Nike has taken things to the extreme by opening an entire members-only store concept, Nike Live, in Los Angeles.
Both of these provide exceptional recognition to their members, making them feel a part of an exclusive program, which is exactly what they are!
4. Keep the Relationship Fresh
Once you start building the relationship with your customers, you must continue to interest them by offering news, information, photos, videos or articles of interest. This can be quite a strain on internal resources, so you may want to (also) consider including user generated content (UGC) on your website.
Not only does this ensure continuously updated content, but also involves the customer in what is shown, so that it remains relevant and of interest to them. People love to post and comment, so include message boards, tip sharing platforms or photo albums, whatever is relevant to your targeted customers.
Beauty, fashion and pet-care brands were amongst the first to make use of UGC, as they are in very visual industries. Who doesn’t want to share a photo of themselves when they are looking especially beautiful, or show how cute their cat or dog is?
One great example comes from L’Oreal. Their DermaBlendPro brand encouraged users to share photos or videos of how the brand had transformed their look, by hiding disfiguration or tattoos. They clearly understood that happy customers make the best brand ambassadors, and this was clearly proven by the thousands of entries and immense buzz the brand received on social media platforms such as Pinterest and Instagram.
5. Ask their Advice – Frequently
For your customers to appreciate how much you value them and their business, involve them in it, by asking for feedback on how you are doing. If you have new ideas or plans, share details with them or enable them to vote for new flavours, concepts or advertising ideas.
You can also enable them to preview the ads or products before everyone else, but do make sure you provide them with some great information about it too, so that they can share it with their friends and family members. This will make them feel like the special and valued customer they are, and also help you spread the word – for free!

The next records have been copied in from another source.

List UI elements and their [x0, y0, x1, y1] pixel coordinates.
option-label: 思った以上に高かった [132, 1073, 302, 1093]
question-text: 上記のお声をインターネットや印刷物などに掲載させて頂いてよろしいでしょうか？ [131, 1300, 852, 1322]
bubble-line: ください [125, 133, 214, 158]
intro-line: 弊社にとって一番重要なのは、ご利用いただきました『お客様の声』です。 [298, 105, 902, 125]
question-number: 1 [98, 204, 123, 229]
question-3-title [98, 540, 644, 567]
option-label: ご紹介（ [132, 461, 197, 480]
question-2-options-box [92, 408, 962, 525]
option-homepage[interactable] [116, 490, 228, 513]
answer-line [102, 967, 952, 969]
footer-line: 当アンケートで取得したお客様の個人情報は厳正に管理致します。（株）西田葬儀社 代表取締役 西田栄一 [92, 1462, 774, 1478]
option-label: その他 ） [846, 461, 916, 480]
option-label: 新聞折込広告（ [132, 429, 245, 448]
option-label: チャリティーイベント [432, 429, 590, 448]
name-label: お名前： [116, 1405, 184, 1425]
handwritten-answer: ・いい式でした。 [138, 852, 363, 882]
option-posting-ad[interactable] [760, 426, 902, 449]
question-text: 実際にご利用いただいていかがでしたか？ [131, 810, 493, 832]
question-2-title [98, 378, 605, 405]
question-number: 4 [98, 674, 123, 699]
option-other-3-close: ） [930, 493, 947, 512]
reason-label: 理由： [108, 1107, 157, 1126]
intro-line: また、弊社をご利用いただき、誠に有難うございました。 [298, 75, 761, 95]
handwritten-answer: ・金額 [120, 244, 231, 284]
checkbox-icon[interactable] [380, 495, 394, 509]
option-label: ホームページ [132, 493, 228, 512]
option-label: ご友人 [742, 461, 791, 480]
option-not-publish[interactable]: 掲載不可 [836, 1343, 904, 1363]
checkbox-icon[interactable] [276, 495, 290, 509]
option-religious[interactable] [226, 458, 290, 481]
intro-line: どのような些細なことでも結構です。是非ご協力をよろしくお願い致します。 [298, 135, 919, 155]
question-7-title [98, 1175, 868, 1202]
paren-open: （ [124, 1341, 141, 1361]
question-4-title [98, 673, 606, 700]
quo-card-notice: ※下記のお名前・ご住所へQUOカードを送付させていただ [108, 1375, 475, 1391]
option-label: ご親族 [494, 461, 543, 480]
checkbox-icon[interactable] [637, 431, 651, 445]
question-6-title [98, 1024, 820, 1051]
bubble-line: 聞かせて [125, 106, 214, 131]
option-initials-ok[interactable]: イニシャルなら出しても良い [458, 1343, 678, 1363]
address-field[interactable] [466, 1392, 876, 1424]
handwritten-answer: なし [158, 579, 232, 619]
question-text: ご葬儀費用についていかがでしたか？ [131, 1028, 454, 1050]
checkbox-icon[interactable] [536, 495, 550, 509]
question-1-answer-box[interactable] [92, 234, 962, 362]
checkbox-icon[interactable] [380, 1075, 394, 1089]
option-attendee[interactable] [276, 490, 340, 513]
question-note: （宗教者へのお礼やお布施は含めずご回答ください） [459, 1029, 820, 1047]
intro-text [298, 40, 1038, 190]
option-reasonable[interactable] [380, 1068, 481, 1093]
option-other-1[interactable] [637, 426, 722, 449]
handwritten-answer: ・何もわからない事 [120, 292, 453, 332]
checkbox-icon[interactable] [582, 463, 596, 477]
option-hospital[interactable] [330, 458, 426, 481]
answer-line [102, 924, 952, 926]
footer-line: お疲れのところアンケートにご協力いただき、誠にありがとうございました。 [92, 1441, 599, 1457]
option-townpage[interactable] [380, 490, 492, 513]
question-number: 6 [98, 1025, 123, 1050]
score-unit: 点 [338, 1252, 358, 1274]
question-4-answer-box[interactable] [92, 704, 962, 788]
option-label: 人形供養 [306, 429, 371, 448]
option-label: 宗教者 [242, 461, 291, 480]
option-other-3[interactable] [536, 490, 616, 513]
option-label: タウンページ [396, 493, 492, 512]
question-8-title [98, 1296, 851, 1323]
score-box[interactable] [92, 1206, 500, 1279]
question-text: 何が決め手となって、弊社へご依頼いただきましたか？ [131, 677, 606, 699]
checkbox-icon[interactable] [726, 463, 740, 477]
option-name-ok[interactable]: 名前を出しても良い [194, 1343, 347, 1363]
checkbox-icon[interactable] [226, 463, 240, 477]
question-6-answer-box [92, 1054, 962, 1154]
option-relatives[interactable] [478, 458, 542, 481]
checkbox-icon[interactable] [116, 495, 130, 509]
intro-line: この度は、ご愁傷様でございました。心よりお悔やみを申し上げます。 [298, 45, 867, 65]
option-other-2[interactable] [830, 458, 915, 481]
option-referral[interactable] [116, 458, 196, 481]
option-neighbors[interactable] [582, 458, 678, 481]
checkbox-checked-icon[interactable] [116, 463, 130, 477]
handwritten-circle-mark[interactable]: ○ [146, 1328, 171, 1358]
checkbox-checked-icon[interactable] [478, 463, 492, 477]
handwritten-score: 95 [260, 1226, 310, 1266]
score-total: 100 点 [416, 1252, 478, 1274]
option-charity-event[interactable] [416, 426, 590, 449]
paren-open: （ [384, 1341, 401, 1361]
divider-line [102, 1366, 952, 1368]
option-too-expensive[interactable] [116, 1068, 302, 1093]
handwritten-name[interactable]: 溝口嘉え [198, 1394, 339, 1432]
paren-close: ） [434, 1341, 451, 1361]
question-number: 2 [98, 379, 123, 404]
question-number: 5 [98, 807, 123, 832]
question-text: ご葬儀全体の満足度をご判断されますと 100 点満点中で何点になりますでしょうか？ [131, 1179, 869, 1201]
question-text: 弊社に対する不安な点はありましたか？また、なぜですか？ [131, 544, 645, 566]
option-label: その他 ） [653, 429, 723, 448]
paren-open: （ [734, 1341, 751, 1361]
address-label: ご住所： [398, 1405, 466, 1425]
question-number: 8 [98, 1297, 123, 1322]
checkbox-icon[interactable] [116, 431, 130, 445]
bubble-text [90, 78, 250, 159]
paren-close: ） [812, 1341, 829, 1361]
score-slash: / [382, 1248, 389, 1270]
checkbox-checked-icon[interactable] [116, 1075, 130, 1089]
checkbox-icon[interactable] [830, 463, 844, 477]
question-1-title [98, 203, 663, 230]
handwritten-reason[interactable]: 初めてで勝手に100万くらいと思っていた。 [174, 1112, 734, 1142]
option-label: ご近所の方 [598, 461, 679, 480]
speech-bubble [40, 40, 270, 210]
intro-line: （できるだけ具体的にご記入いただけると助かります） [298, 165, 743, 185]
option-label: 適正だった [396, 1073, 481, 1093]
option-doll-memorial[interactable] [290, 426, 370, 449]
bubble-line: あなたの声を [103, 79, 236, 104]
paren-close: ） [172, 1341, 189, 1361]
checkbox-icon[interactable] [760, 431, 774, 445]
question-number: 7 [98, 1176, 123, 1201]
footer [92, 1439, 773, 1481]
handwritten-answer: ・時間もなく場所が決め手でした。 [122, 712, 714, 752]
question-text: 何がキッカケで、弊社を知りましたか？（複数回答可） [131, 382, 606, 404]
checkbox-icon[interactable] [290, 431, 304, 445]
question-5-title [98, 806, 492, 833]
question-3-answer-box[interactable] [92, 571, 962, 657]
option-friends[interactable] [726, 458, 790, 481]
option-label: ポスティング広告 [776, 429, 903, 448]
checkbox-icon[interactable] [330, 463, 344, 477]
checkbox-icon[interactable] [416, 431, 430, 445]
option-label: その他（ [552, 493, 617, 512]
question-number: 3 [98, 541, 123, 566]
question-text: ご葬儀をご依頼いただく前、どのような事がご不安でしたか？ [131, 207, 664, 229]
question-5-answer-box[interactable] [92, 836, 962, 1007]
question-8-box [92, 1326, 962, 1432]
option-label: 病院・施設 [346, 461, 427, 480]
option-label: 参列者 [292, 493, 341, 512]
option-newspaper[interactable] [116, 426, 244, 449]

6. Always Offer a Simple Way Out
Once you have made the connection with your customers, recognise that they might change their minds at any time and want to unsubscribe from your club or mailing list. Make this as quick, simple and pain free as possible. This shows respect for your customer and their time, and also enables them to leave with a positive opinion of you and the brand. You never know, they might change their minds and stay after all, or come back again in the near future.
From making the unsubscribe link in tiny font to pale and almost illegible, to using button colours to mislead, many brands think that this will stop people from unsubscribing. It may, but it is more likely just to irritate them and label your communications as spam.
Even large companies get this wrong. Apple may provide full details of all the different ways to connect on their contact page, but it is laid out in an overwhelming block of text that is so off putting I doubt anyone hunts to find the information they need – see below.
Another example used by Swiss airlines and their parent company Lufthansa almost had me agreeing to give all my information, not just the necessary data to make my experience more comfortable. Their coloured button draws the eye and without reading you could end up making the same mistake I almost did.
With so much choice available to customers today, it is our responsibility to build an engaging and respectful relationship with them. If there is no trust, there may soon be no sales!
What other ways do you show respect for your customers? Please share your best examples below. Of course, if you have come across a bad example that frustrated that, then please share it too. Let’s name and shame!